Questo telefono potrebbe logicamente essere l’iPhone 8 o iPhone Pro, una sorta di anticipazione del domani fatta però oggi. Un telefono che porta con sé innovazioni non presentabili su scala gigantesca come per gli iPhone tradizionali e che quindi sarà sia prodotto in quantitativi minori che a prezzi maggiori. Apple ha storicamente un margine che non disaggrega per linea di prodotto, ma che è ragionevole calcolare per i telefoni attorno al 35% (nell’ultima trimestrale l’iPhone ha pesato per il 63% del complessivo del fatturato dell’azienda). Diciamo che sia un vincolo fisso a cui l’azienda non vuole e non può rinunciare per pagare tutta la ricerca, innovazione, marketing e struttura commerciale che ha messo in piedi attorno all’iPhone (inclusi gli investimenti miliardari nelle fabbriche dei partner per riuscire ad avere la scala di produzione, e nella logistica per avere la disponibilità just in time dei suoi prodotti ovunque nel mondo dal “day one” del lancio). Per mantenere questo margine di utili sopra al costo di un apparecchio prodotto in scala minore ma con parti più costose il prezzo salirà fisiologicamente sopra i mille euro. E permetterà di mantenere un livello di prezzo e di innovazione “ragionevole” sul prodotto di serie, cioè il futuro iPhone 7s/7s+.
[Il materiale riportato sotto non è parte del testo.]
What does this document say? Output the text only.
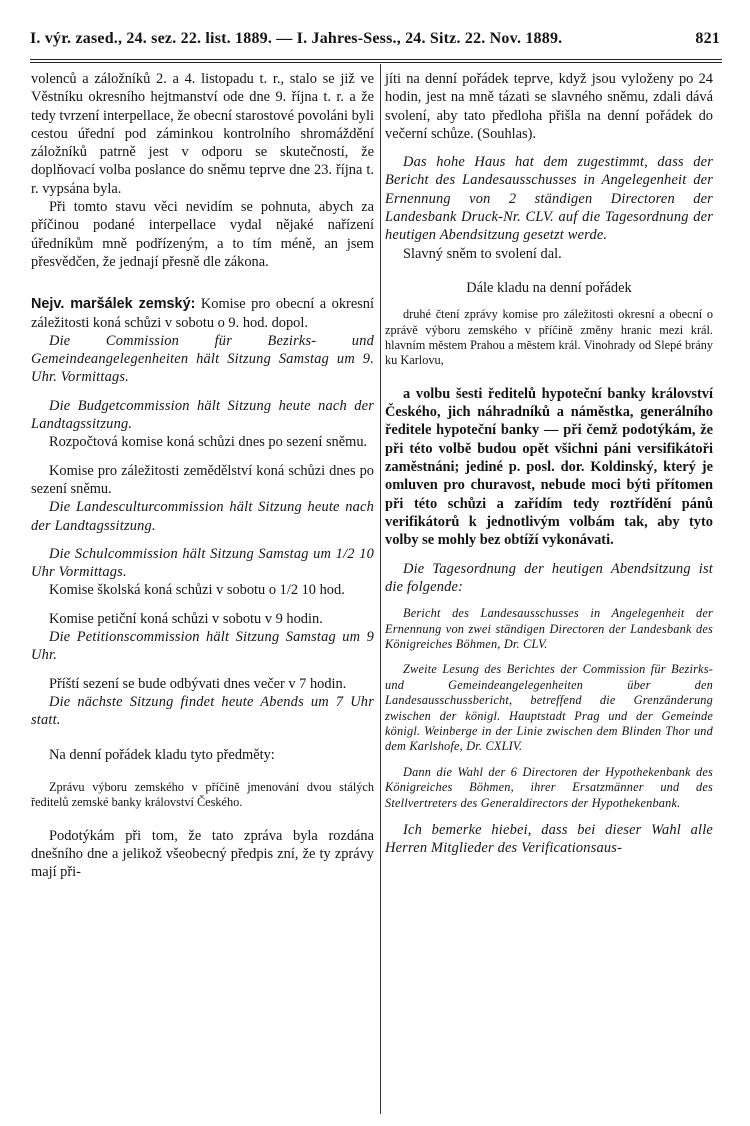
I. výr. zased., 24. sez. 22. list. 1889. — I. Jahres-Sess., 24. Sitz. 22. Nov. 1889.	821

volenců a záložníků 2. a 4. listopadu t. r., stalo se již ve Věstníku okresního hejtmanství ode dne 9. října t. r. a že tedy tvrzení interpellace, že obecní starostové povoláni byli cestou úřední pod záminkou kontrolního shromáždění záložníků patrně jest v odporu se skutečností, že doplňovací volba poslance do sněmu teprve dne 23. října t. r. vypsána byla.

Při tomto stavu věci nevidím se pohnuta, abych za příčinou podané interpellace vydal nějaké nařízení úředníkům mně podřízeným, a to tím méně, an jsem přesvědčen, že jednají přesně dle zákona.

Nejv. maršálek zemský: Komise pro obecní a okresní záležitosti koná schůzi v sobotu o 9. hod. dopol.

Die Commission für Bezirks- und Gemeindeangelegenheiten hält Sitzung Samstag um 9. Uhr. Vormittags.

Die Budgetcommission hält Sitzung heute nach der Landtagssitzung.

Rozpočtová komise koná schůzi dnes po sezení sněmu.

Komise pro záležitosti zemědělství koná schůzi dnes po sezení sněmu.

Die Landesculturcommission hält Sitzung heute nach der Landtagssitzung.

Die Schulcommission hält Sitzung Samstag um 1/2 10 Uhr Vormittags.

Komise školská koná schůzi v sobotu o 1/2 10 hod.

Komise petiční koná schůzi v sobotu v 9 hodin.

Die Petitionscommission hält Sitzung Samstag um 9 Uhr.

Příští sezení se bude odbývati dnes večer v 7 hodin.

Die nächste Sitzung findet heute Abends um 7 Uhr statt.

Na denní pořádek kladu tyto předměty:

Zprávu výboru zemského v příčině jmenování dvou stálých ředitelů zemské banky království Českého.

Podotýkám při tom, že tato zpráva byla rozdána dnešního dne a jelikož všeobecný předpis zní, že ty zprávy mají při-

jíti na denní pořádek teprve, když jsou vyloženy po 24 hodin, jest na mně tázati se slavného sněmu, zdali dává svolení, aby tato předloha přišla na denní pořádek do večerní schůze. (Souhlas).

Das hohe Haus hat dem zugestimmt, dass der Bericht des Landesausschusses in Angelegenheit der Ernennung von 2 ständigen Directoren der Landesbank Druck-Nr. CLV. auf die Tagesordnung der heutigen Abendsitzung gesetzt werde.

Slavný sněm to svolení dal.

Dále kladu na denní pořádek

druhé čtení zprávy komise pro záležitosti okresní a obecní o zprávě výboru zemského v příčině změny hranic mezi král. hlavním městem Prahou a městem král. Vinohrady od Slepé brány ku Karlovu,

a volbu šesti ředitelů hypoteční banky království Českého, jich náhradníků a náměstka, generálního ředitele hypoteční banky — při čemž podotýkám, že při této volbě budou opět všichni páni versifikátoři zaměstnáni; jediné p. posl. dor. Koldinský, který je omluven pro churavost, nebude moci býti přítomen při této schůzi a zařídím tedy roztřídění pánů verifikátorů k jednotlivým volbám tak, aby tyto volby se mohly bez obtíží vykonávati.

Die Tagesordnung der heutigen Abendsitzung ist die folgende:

Bericht des Landesausschusses in Angelegenheit der Ernennung von zwei ständigen Directoren der Landesbank des Königreiches Böhmen, Dr. CLV.

Zweite Lesung des Berichtes der Commission für Bezirks- und Gemeindeangelegenheiten über den Landesausschussbericht, betreffend die Grenzänderung zwischen der königl. Hauptstadt Prag und der Gemeinde königl. Weinberge in der Linie zwischen dem Blinden Thor und dem Karlshofe, Dr. CXLIV.

Dann die Wahl der 6 Directoren der Hypothekenbank des Königreiches Böhmen, ihrer Ersatzmänner und des Stellvertreters des Generaldirectors der Hypothekenbank.

Ich bemerke hiebei, dass bei dieser Wahl alle Herren Mitglieder des Verificationsaus-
I display Oled/Amoled, il Touch ID integrato nel vetro, che va a tutta faccia e si piega sulla scocca, sono innovazioni già esistenti che Apple deve riuscire a integrare. In passato ha provato la strategia di un approccio dal basso, cioè nella fascia di prezzo inferiore: prima con iPhone 5C e poi con iPhone SE, entrambe soluzioni low cost che hanno permesso (soprattutto la seconda) di riempire una intera fascia bassa di prodotto in maniera ottimale, consentendo ad Apple di pagare il prezzo della innovazione e della gigantesca scala del prodotto principale. Adesso che il livello di innovazione richiesto è sempre maggiore, perché altri produttori stanno realizzando prodotti molto innovativi ma in scala molto minore (e quindi possono permettersi tecnologie “visionarie” che Apple non è in grado di integrare nei suoi processi produttivi semplicemente perché non si riesce a produrne abbastanza pezzi) è arrivato il momento per l’azienda di Cupertino di giocare la carta del prodotto “alto di gamma”.
È un cambiamento di filosofia dettato da ragioni industriali e di mercato più che di innovazione di prodotto. Questo approccio sarà in grado di funzionare rispetto a una azienda che ha costruito il suo successo durante l’era Jobs basandosi su un altro razionale, e cioè la produzione di oggetti innovativi inediti sul mercato (e dove quindi il tema delle diseconomie di scala era molto differente, vista la mancanza di concorrenza), giocando sul prodotto e non sul mercato? Questo autunno vedremo.